15. Into Thin Air – Jon Krakauer

This non-fiction first account of a disastrous trip to the top of Everest was the most captivating and anxiety-provoking book of the year for me.  I could not put this down, and I even had dreams about being in mortal peril in the freezing snow and not having enough oxygen.  I recommend this adventure of a book!

16. Water for Elephants – Sara Gruen

I remember that at this point in the year, I said that I would choose media devoid of abuse and trauma, so I chose what I thought was a charming, old-timey circus fling.  Sigh.  I still enjoyed it, even though there was some domestic violence and animal abuse thrown in there. 
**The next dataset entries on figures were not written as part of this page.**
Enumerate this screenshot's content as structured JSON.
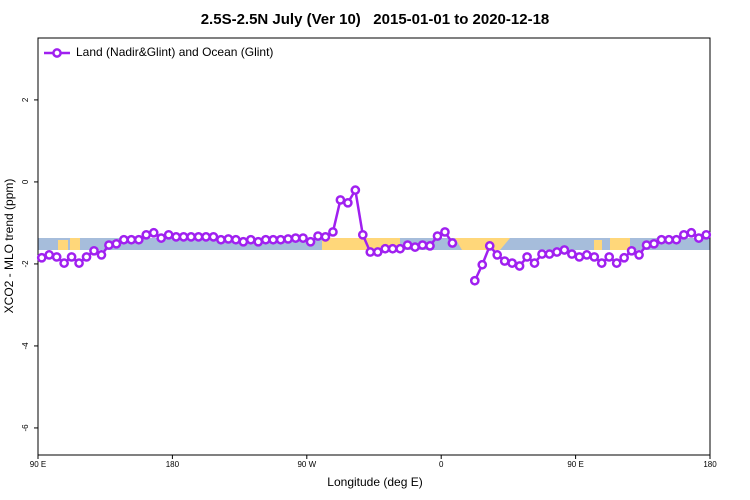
{
  "chart_data": {
    "type": "line",
    "title": "2.5S-2.5N July (Ver 10)   2015-01-01 to 2020-12-18",
    "x_label": "Longitude (deg E)",
    "y_label": "XCO2 - MLO trend (ppm)",
    "legend": "top-left",
    "grid": false,
    "xlim": [
      90,
      540
    ],
    "xticks": [
      {
        "value": 90,
        "label": "90 E"
      },
      180,
      {
        "value": 270,
        "label": "90 W"
      },
      {
        "value": 360,
        "label": "0"
      },
      {
        "value": 450,
        "label": "90 E"
      },
      {
        "value": 540,
        "label": "180"
      }
    ],
    "ylim": [
      -6.66,
      3.51
    ],
    "yticks": [
      2,
      0,
      -2,
      -4,
      -6
    ],
    "x": [
      92.5,
      97.5,
      102.5,
      107.5,
      112.5,
      117.5,
      122.5,
      127.5,
      132.5,
      137.5,
      142.5,
      147.5,
      152.5,
      157.5,
      162.5,
      167.5,
      172.5,
      177.5,
      182.5,
      187.5,
      192.5,
      197.5,
      202.5,
      207.5,
      212.5,
      217.5,
      222.5,
      227.5,
      232.5,
      237.5,
      242.5,
      247.5,
      252.5,
      257.5,
      262.5,
      267.5,
      272.5,
      277.5,
      282.5,
      287.5,
      292.5,
      297.5,
      302.5,
      307.5,
      312.5,
      317.5,
      322.5,
      327.5,
      332.5,
      337.5,
      342.5,
      347.5,
      352.5,
      357.5,
      362.5,
      367.5,
      372.5,
      377.5,
      382.5,
      387.5,
      392.5,
      397.5,
      402.5,
      407.5,
      412.5,
      417.5,
      422.5,
      427.5,
      432.5,
      437.5,
      442.5,
      447.5,
      452.5,
      457.5,
      462.5,
      467.5,
      472.5,
      477.5,
      482.5,
      487.5,
      492.5,
      497.5,
      502.5,
      507.5,
      512.5,
      517.5,
      522.5,
      527.5,
      532.5,
      537.5
    ],
    "series": [
      {
        "name": "Land (Nadir&Glint) and Ocean (Glint)",
        "color": "#a020f0",
        "values": [
          -1.85,
          -1.78,
          -1.83,
          -1.98,
          -1.83,
          -1.98,
          -1.83,
          -1.68,
          -1.78,
          -1.54,
          -1.51,
          -1.41,
          -1.41,
          -1.41,
          -1.29,
          -1.24,
          -1.37,
          -1.29,
          -1.34,
          -1.34,
          -1.34,
          -1.34,
          -1.34,
          -1.34,
          -1.41,
          -1.39,
          -1.41,
          -1.46,
          -1.41,
          -1.46,
          -1.41,
          -1.41,
          -1.41,
          -1.39,
          -1.37,
          -1.37,
          -1.46,
          -1.32,
          -1.34,
          -1.22,
          -0.44,
          -0.51,
          -0.2,
          -1.29,
          -1.71,
          -1.71,
          -1.63,
          -1.63,
          -1.63,
          -1.54,
          -1.59,
          -1.54,
          -1.56,
          -1.32,
          -1.22,
          -1.49,
          null,
          null,
          -2.41,
          -2.02,
          -1.56,
          -1.78,
          -1.93,
          -1.98,
          -2.05,
          -1.83,
          -1.98,
          -1.76,
          -1.76,
          -1.71,
          -1.66,
          -1.76,
          -1.83,
          -1.78,
          -1.83,
          -1.98,
          -1.83,
          -1.98,
          -1.85,
          -1.68,
          -1.78,
          -1.54,
          -1.51,
          -1.41,
          -1.41,
          -1.41,
          -1.29,
          -1.24,
          -1.37,
          -1.29
        ]
      }
    ]
  }
}
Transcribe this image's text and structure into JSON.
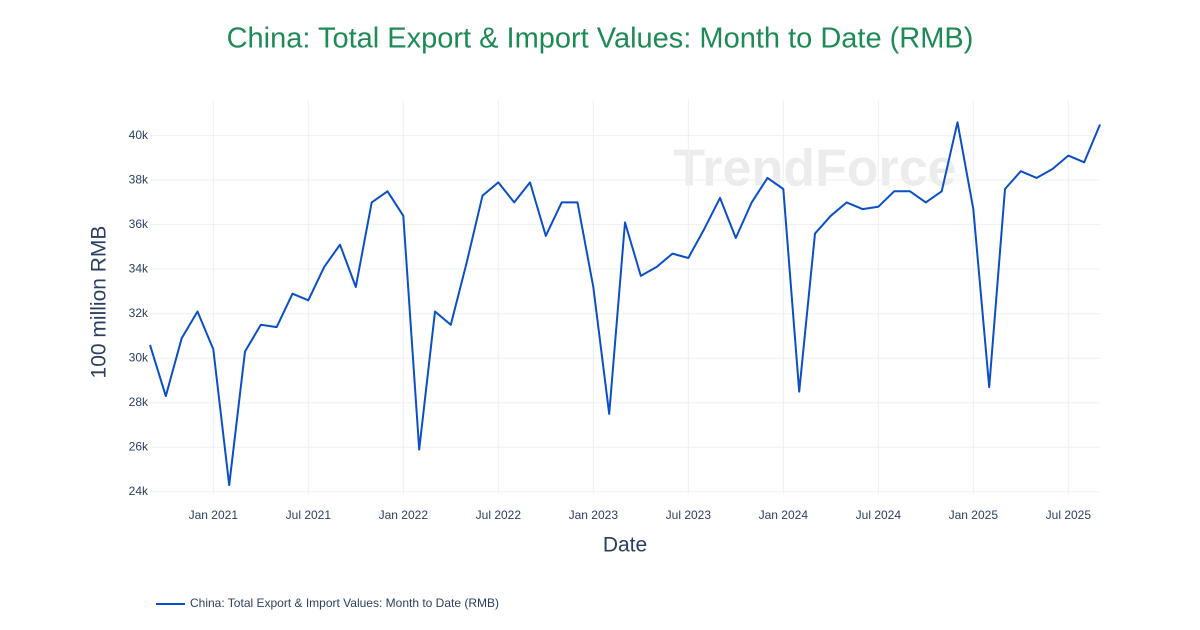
{
  "chart_data": {
    "type": "line",
    "title": "China: Total Export & Import Values: Month to Date (RMB)",
    "xlabel": "Date",
    "ylabel": "100 million RMB",
    "watermark": "TrendForce",
    "x": [
      "2020-09",
      "2020-10",
      "2020-11",
      "2020-12",
      "2021-01",
      "2021-02",
      "2021-03",
      "2021-04",
      "2021-05",
      "2021-06",
      "2021-07",
      "2021-08",
      "2021-09",
      "2021-10",
      "2021-11",
      "2021-12",
      "2022-01",
      "2022-02",
      "2022-03",
      "2022-04",
      "2022-05",
      "2022-06",
      "2022-07",
      "2022-08",
      "2022-09",
      "2022-10",
      "2022-11",
      "2022-12",
      "2023-01",
      "2023-02",
      "2023-03",
      "2023-04",
      "2023-05",
      "2023-06",
      "2023-07",
      "2023-08",
      "2023-09",
      "2023-10",
      "2023-11",
      "2023-12",
      "2024-01",
      "2024-02",
      "2024-03",
      "2024-04",
      "2024-05",
      "2024-06",
      "2024-07",
      "2024-08",
      "2024-09",
      "2024-10",
      "2024-11",
      "2024-12",
      "2025-01",
      "2025-02",
      "2025-03",
      "2025-04",
      "2025-05",
      "2025-06",
      "2025-07",
      "2025-08",
      "2025-09"
    ],
    "series": [
      {
        "name": "China: Total Export & Import Values: Month to Date (RMB)",
        "color": "#0b4fc8",
        "values": [
          30600,
          28300,
          30900,
          32100,
          30400,
          24300,
          30300,
          31500,
          31400,
          32900,
          32600,
          34100,
          35100,
          33200,
          37000,
          37500,
          36400,
          25900,
          32100,
          31500,
          34300,
          37300,
          37900,
          37000,
          37900,
          35500,
          37000,
          37000,
          33200,
          27500,
          36100,
          33700,
          34100,
          34700,
          34500,
          35800,
          37200,
          35400,
          37000,
          38100,
          37600,
          28500,
          35600,
          36400,
          37000,
          36700,
          36800,
          37500,
          37500,
          37000,
          37500,
          40600,
          36700,
          28700,
          37600,
          38400,
          38100,
          38500,
          39100,
          38800,
          40500
        ]
      }
    ],
    "xlim": [
      "2020-09",
      "2025-09"
    ],
    "xticks": [
      {
        "value": "2021-01",
        "label": "Jan 2021"
      },
      {
        "value": "2021-07",
        "label": "Jul 2021"
      },
      {
        "value": "2022-01",
        "label": "Jan 2022"
      },
      {
        "value": "2022-07",
        "label": "Jul 2022"
      },
      {
        "value": "2023-01",
        "label": "Jan 2023"
      },
      {
        "value": "2023-07",
        "label": "Jul 2023"
      },
      {
        "value": "2024-01",
        "label": "Jan 2024"
      },
      {
        "value": "2024-07",
        "label": "Jul 2024"
      },
      {
        "value": "2025-01",
        "label": "Jan 2025"
      },
      {
        "value": "2025-07",
        "label": "Jul 2025"
      }
    ],
    "ylim": [
      23900,
      41600
    ],
    "yticks": [
      {
        "value": 24000,
        "label": "24k"
      },
      {
        "value": 26000,
        "label": "26k"
      },
      {
        "value": 28000,
        "label": "28k"
      },
      {
        "value": 30000,
        "label": "30k"
      },
      {
        "value": 32000,
        "label": "32k"
      },
      {
        "value": 34000,
        "label": "34k"
      },
      {
        "value": 36000,
        "label": "36k"
      },
      {
        "value": 38000,
        "label": "38k"
      },
      {
        "value": 40000,
        "label": "40k"
      }
    ],
    "grid": true,
    "legend": "bottom-left"
  }
}
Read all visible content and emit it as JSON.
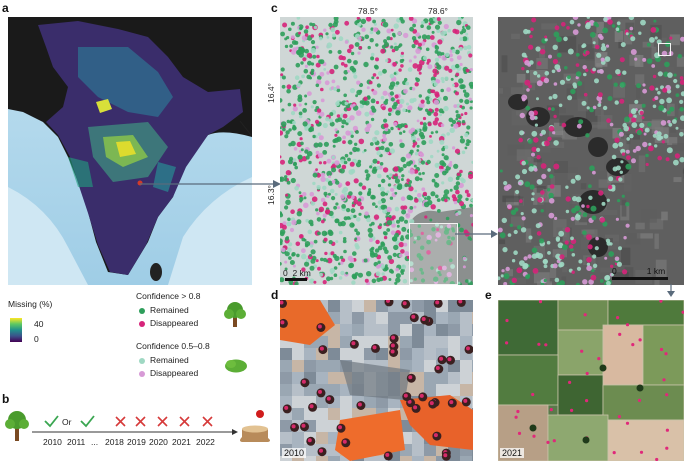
{
  "panels": {
    "a": "a",
    "b": "b",
    "c": "c",
    "d": "d",
    "e": "e"
  },
  "legend": {
    "missing_title": "Missing (%)",
    "missing_max": "40",
    "missing_min": "0",
    "conf_high_title": "Confidence > 0.8",
    "conf_high_remained": "Remained",
    "conf_high_disappeared": "Disappeared",
    "conf_mid_title": "Confidence 0.5–0.8",
    "conf_mid_remained": "Remained",
    "conf_mid_disappeared": "Disappeared",
    "colors": {
      "high_remained": "#2e9e5b",
      "high_disappeared": "#d6247a",
      "mid_remained": "#9fd8c3",
      "mid_disappeared": "#d79ad6"
    }
  },
  "timeline": {
    "years": [
      "2010",
      "Or",
      "2011",
      "...",
      "2018",
      "2019",
      "2020",
      "2021",
      "2022"
    ],
    "marks": [
      "check",
      "",
      "check",
      "",
      "cross",
      "cross",
      "cross",
      "cross",
      "cross"
    ]
  },
  "panel_c": {
    "lon_labels": [
      "78.5°",
      "78.6°"
    ],
    "lat_labels": [
      "16.4°",
      "16.3°"
    ],
    "scale_left": "0",
    "scale_left_end": "2 km",
    "scale_right": "0",
    "scale_right_end": "1 km"
  },
  "panel_d": {
    "year": "2010"
  },
  "panel_e": {
    "year": "2021"
  }
}
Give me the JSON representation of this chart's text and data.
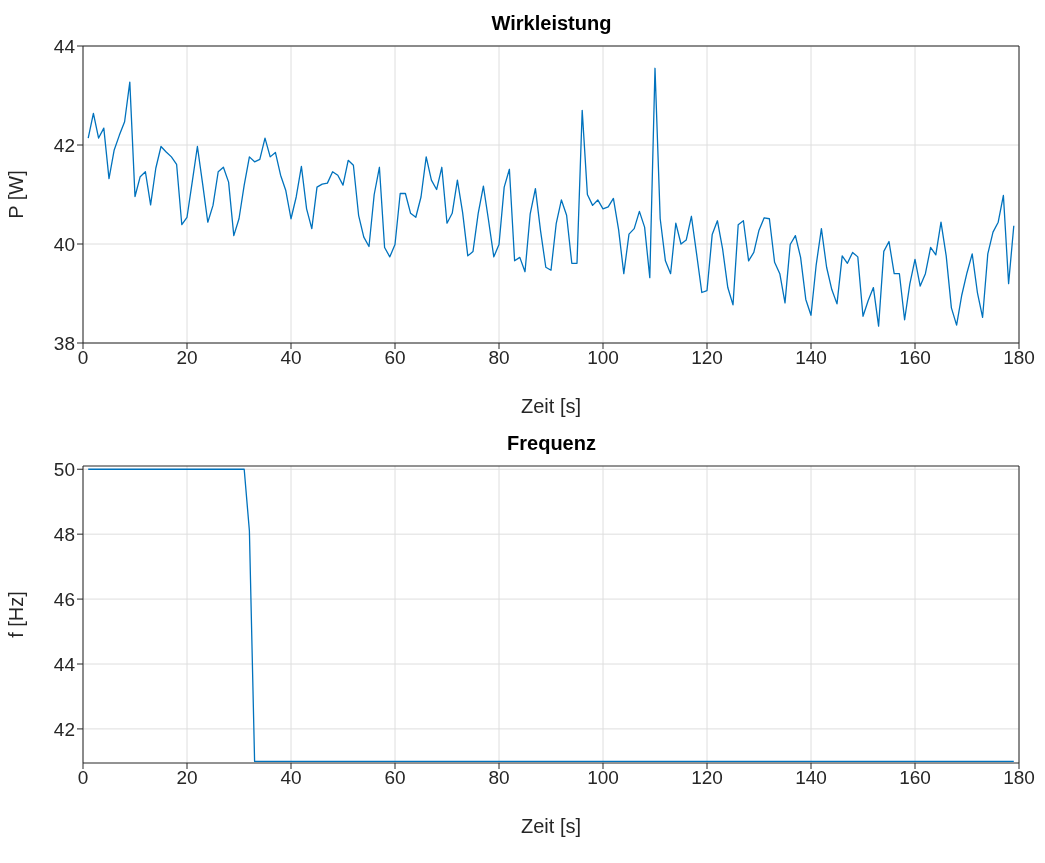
{
  "chart_data": [
    {
      "type": "line",
      "title": "Wirkleistung",
      "xlabel": "Zeit [s]",
      "ylabel": "P [W]",
      "xlim": [
        0,
        180
      ],
      "xticks": [
        0,
        20,
        40,
        60,
        80,
        100,
        120,
        140,
        160,
        180
      ],
      "ylim": [
        38,
        44
      ],
      "yticks": [
        38,
        40,
        42,
        44
      ],
      "grid": true,
      "x": [
        1,
        2,
        3,
        4,
        5,
        6,
        7,
        8,
        9,
        10,
        11,
        12,
        13,
        14,
        15,
        16,
        17,
        18,
        19,
        20,
        21,
        22,
        23,
        24,
        25,
        26,
        27,
        28,
        29,
        30,
        31,
        32,
        33,
        34,
        35,
        36,
        37,
        38,
        39,
        40,
        41,
        42,
        43,
        44,
        45,
        46,
        47,
        48,
        49,
        50,
        51,
        52,
        53,
        54,
        55,
        56,
        57,
        58,
        59,
        60,
        61,
        62,
        63,
        64,
        65,
        66,
        67,
        68,
        69,
        70,
        71,
        72,
        73,
        74,
        75,
        76,
        77,
        78,
        79,
        80,
        81,
        82,
        83,
        84,
        85,
        86,
        87,
        88,
        89,
        90,
        91,
        92,
        93,
        94,
        95,
        96,
        97,
        98,
        99,
        100,
        101,
        102,
        103,
        104,
        105,
        106,
        107,
        108,
        109,
        110,
        111,
        112,
        113,
        114,
        115,
        116,
        117,
        118,
        119,
        120,
        121,
        122,
        123,
        124,
        125,
        126,
        127,
        128,
        129,
        130,
        131,
        132,
        133,
        134,
        135,
        136,
        137,
        138,
        139,
        140,
        141,
        142,
        143,
        144,
        145,
        146,
        147,
        148,
        149,
        150,
        151,
        152,
        153,
        154,
        155,
        156,
        157,
        158,
        159,
        160,
        161,
        162,
        163,
        164,
        165,
        166,
        167,
        168,
        169,
        170,
        171,
        172,
        173,
        174,
        175,
        176,
        177,
        178,
        179
      ],
      "series": [
        {
          "color": "#0072bd",
          "values": [
            42.14,
            42.64,
            42.14,
            42.34,
            41.32,
            41.9,
            42.2,
            42.47,
            43.27,
            40.96,
            41.36,
            41.46,
            40.79,
            41.53,
            41.97,
            41.86,
            41.76,
            41.61,
            40.39,
            40.54,
            41.25,
            41.97,
            41.22,
            40.44,
            40.78,
            41.46,
            41.55,
            41.25,
            40.17,
            40.51,
            41.19,
            41.76,
            41.66,
            41.71,
            42.14,
            41.76,
            41.85,
            41.39,
            41.08,
            40.51,
            40.95,
            41.57,
            40.71,
            40.31,
            41.15,
            41.21,
            41.23,
            41.46,
            41.39,
            41.19,
            41.69,
            41.59,
            40.58,
            40.14,
            39.95,
            41.0,
            41.55,
            39.93,
            39.74,
            39.99,
            41.02,
            41.02,
            40.62,
            40.54,
            40.95,
            41.76,
            41.29,
            41.1,
            41.55,
            40.42,
            40.62,
            41.29,
            40.64,
            39.76,
            39.85,
            40.62,
            41.17,
            40.47,
            39.74,
            39.99,
            41.15,
            41.51,
            39.66,
            39.73,
            39.44,
            40.61,
            41.12,
            40.26,
            39.53,
            39.47,
            40.41,
            40.89,
            40.58,
            39.61,
            39.61,
            42.7,
            41.0,
            40.78,
            40.89,
            40.71,
            40.75,
            40.92,
            40.29,
            39.4,
            40.2,
            40.31,
            40.66,
            40.34,
            39.32,
            43.55,
            40.51,
            39.66,
            39.4,
            40.42,
            40.0,
            40.08,
            40.56,
            39.8,
            39.02,
            39.06,
            40.19,
            40.47,
            39.9,
            39.12,
            38.77,
            40.39,
            40.47,
            39.66,
            39.83,
            40.28,
            40.53,
            40.51,
            39.63,
            39.4,
            38.81,
            39.99,
            40.17,
            39.73,
            38.88,
            38.56,
            39.58,
            40.31,
            39.53,
            39.08,
            38.79,
            39.76,
            39.61,
            39.83,
            39.74,
            38.54,
            38.86,
            39.12,
            38.34,
            39.85,
            40.05,
            39.4,
            39.4,
            38.47,
            39.19,
            39.69,
            39.15,
            39.4,
            39.93,
            39.78,
            40.44,
            39.76,
            38.71,
            38.36,
            38.97,
            39.42,
            39.8,
            39.02,
            38.52,
            39.8,
            40.24,
            40.44,
            40.98,
            39.2,
            40.37
          ]
        }
      ]
    },
    {
      "type": "line",
      "title": "Frequenz",
      "xlabel": "Zeit [s]",
      "ylabel": "f [Hz]",
      "xlim": [
        0,
        180
      ],
      "xticks": [
        0,
        20,
        40,
        60,
        80,
        100,
        120,
        140,
        160,
        180
      ],
      "ylim": [
        40.95,
        50.1
      ],
      "yticks": [
        42,
        44,
        46,
        48,
        50
      ],
      "grid": true,
      "x": [
        1,
        31,
        32,
        33,
        179
      ],
      "series": [
        {
          "color": "#0072bd",
          "values": [
            50,
            50,
            48.1,
            41,
            41
          ]
        }
      ]
    }
  ]
}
17. A Stolen Life – Jaycee Dugard

At this point I think my curiosity got the better of me and I threw out my rule about choosing books free of abuse.  This book gets me enraged and hopeful at the same time.  Enraged that someone could do horrible things to someone else for SO LONG before getting caught, and hopeful because Jaycee and her girls are so resilient and kind and determined and not broken in any way.

18. The Help – Kathryn Stockett

Phenomenal book, beautifully written.  This book makes me want to visit the south.

19. The Whistleblower – Kathryn Bolkovac and Cari Lynn

Here is another example where I couldn’t help myself.  This is a true story where Kathryn, a cop, was hired to help prevent and police sex trafficking in Bosnia, only her superiors were sabotaging her work and were consumers of the sex trade themselves.  I love a story where women kick ass and not only take names, but take them to court!

20. Dress your Family in Corduroy and Denim – David Sedaris

I had heard good things about Sedaris, and so I borrowed this book from a friend.  Full of autobiographical stories of David’s family and life growing up.  He has this dry humor I find amusing, although I expected the stories to be more laugh out loud funny.

21. Holidays on Ice – David Sedaris

More stories, less autobiographical.  I found that these stories were either hit or miss for me.  One was absolutely hilarious, and the other was so over the top that it missed its mark.